Is there something that made you think about being an American in the course of doing this reporting about the Russian people?

YAFFA: Yes, absolutely. And I'm glad you asked that question because in my mind, there absolutely is something recognizable and even instructive in the book for America, especially the way we are living now in our politics now. I just spent a few days in Washington, where a lot of the conversations were with people who either had come out of government, were thinking of going into government, new people in the administration. And the debates really echoed the dilemmas faced by the characters in my book.

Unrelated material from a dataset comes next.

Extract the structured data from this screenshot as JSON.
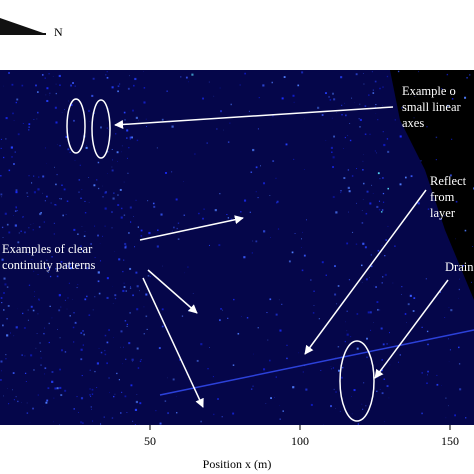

If there's a political system or political leadership that you find in some way objectionable, maybe even abhorrent, is it a good thing to lend your talents and expertise to achieve some particular, self-contained, acute good? Maybe you actually have the smarts and the wherewithal to make this or that specific policy a bit better. Or maybe, on the flip side, your presence as a competent, serious professional will at least prevent the worst-case doomsday scenario from coming about. So perhaps you have a kind of responsibility to be the person who fills that job.

Those kinds of dilemmas of compromise feel very recognizable. And it's true for even beyond Trump's Washington - true for people who maybe work in large corporations or who feel like the Twitter mob is also something they have to take into consideration before they take a political position of one kind or another.

So by no means is this dilemma of compromise unique to Russia. I think it's a helpful and telling prism and a way to understand Russia. But I don't think it's only found in Russia. I think it's found here too, and maybe more and more with every passing day.

MARTIN: That's Joshua Yaffa. He's a correspondent for The New Yorker based in Moscow. His book, "Between Two Fires: Truth, Ambition, And Compromise In Putin's Russia," is out now. He was kind enough to join us from our bureau in New York.

Joshua Yaffa, thank you so much for joining us.